Coffee shop #2 has homebrew, the SSID is the name of the place, the password
is in a small duotang (labeled "do not remove from bar") and I'm guessing it
never changes. You buy $5 (cdn) of whatever, you get to use the wireless
inet (or wired, they provide several stations and a conference table).
Coffee shop #3 has homebrew, the SSID is posted on the wall upstairs, no
password is required (i.e. no WEP).
Which is more secure? None of them really. The SSID is public. They either
do not use WEP, or they use WEP and any attacker will trivially be able to
find the WEP key (hint: buy a cup of coffee and ask).

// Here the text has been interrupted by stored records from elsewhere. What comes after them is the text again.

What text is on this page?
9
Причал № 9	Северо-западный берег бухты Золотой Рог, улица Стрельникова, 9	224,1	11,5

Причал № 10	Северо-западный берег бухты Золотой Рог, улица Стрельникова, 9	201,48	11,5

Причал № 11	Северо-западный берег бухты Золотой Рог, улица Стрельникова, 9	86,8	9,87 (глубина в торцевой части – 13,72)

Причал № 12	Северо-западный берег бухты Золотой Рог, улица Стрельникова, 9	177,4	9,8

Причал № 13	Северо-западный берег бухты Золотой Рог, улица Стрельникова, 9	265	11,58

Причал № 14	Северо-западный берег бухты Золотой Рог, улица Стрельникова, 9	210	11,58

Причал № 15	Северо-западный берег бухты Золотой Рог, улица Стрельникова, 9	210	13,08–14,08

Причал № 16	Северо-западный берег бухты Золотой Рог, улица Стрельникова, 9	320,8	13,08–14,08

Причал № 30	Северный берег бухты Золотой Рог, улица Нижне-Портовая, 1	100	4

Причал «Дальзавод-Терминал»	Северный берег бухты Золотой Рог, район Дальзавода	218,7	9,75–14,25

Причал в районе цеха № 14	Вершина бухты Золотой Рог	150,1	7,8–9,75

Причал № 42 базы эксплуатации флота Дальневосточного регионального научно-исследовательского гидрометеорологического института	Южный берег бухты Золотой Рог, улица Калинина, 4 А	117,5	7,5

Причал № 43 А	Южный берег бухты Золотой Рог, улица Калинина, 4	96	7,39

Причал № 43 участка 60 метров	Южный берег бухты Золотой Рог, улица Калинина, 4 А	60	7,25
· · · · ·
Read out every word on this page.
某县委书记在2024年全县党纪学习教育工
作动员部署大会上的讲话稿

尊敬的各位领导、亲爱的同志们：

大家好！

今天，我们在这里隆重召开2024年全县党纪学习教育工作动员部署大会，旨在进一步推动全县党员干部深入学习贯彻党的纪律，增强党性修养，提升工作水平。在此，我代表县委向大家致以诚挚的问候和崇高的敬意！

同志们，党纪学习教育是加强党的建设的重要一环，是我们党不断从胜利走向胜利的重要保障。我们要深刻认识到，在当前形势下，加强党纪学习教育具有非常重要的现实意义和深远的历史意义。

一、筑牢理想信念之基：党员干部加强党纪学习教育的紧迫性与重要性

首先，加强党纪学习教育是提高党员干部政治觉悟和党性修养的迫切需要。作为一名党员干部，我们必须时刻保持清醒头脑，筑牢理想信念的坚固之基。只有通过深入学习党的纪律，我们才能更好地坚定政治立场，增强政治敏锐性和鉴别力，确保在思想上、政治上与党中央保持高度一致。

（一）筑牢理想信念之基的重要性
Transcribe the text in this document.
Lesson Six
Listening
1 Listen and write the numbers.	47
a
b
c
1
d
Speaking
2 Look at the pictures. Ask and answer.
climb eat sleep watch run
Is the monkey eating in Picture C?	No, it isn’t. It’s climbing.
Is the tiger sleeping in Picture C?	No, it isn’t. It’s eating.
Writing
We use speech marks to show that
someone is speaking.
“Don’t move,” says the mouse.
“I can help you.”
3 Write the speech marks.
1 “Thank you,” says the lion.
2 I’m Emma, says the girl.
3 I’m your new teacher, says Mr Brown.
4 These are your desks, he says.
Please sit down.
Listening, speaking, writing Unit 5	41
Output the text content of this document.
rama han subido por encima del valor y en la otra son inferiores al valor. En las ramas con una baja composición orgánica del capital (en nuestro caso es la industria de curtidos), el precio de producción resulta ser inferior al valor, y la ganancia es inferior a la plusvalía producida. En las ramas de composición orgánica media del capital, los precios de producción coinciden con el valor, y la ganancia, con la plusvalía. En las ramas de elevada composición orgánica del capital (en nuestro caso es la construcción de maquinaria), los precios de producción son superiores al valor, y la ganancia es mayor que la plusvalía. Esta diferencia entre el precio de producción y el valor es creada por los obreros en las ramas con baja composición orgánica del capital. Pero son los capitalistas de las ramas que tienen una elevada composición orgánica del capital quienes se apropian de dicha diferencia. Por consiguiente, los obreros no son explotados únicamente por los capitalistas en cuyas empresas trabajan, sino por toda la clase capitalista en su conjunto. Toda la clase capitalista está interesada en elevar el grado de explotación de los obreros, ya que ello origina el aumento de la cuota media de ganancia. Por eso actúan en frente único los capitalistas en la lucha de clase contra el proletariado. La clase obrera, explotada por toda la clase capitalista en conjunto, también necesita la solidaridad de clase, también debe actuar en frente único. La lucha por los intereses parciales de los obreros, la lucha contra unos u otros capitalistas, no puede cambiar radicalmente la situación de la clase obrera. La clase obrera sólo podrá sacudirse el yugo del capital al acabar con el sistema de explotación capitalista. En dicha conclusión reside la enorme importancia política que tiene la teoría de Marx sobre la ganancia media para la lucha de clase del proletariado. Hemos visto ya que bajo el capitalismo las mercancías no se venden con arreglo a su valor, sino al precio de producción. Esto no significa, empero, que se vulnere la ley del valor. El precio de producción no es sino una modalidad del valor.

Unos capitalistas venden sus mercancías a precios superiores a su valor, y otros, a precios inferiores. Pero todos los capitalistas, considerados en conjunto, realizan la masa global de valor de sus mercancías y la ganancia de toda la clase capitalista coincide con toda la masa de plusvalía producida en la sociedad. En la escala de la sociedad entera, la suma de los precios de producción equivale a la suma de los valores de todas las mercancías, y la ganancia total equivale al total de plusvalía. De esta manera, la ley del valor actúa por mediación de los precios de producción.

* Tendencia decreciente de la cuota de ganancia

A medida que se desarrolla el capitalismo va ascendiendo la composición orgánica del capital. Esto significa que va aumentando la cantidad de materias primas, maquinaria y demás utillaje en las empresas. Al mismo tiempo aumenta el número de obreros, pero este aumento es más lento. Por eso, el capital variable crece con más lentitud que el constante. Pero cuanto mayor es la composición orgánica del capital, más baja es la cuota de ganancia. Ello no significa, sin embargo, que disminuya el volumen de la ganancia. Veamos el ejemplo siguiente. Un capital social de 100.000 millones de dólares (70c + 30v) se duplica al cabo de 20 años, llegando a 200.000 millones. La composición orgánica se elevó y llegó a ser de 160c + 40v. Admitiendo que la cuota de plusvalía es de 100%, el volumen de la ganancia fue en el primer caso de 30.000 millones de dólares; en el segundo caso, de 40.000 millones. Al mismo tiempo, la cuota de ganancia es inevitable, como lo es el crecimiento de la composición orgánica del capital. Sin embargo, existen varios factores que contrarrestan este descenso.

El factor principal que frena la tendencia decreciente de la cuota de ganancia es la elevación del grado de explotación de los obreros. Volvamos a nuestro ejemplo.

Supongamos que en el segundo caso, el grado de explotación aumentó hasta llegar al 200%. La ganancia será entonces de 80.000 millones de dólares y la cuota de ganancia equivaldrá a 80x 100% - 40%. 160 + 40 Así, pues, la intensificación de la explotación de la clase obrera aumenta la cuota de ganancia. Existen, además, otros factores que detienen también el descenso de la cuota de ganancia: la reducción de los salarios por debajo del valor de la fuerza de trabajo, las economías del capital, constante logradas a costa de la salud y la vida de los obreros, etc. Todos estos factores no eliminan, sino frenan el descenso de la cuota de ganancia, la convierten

The most secure option is likely the wired access at coffee shop #2.
Now a technical person can do something like SSH port forwarding and stuff
all their email traffic and web browsing through a secure system on the
outside. But someone like my mother is supposed to do what exactly? Have a
colocated machine somewhere she can VPN off of, or SSH port forward?
Now ideally the coffee shop would provide security from your machine to
their gateway, however:
WEP is useless. See above.
VPN based solutions generally require client software (which isn't always
possible, corporate laptops, etc.), and configuration and client account
management. A PPTP or IPSec solution would result in a non trivial amount of
help required for your average customer.
Other wireless encryption protocols may solve this, WAP? Who knows.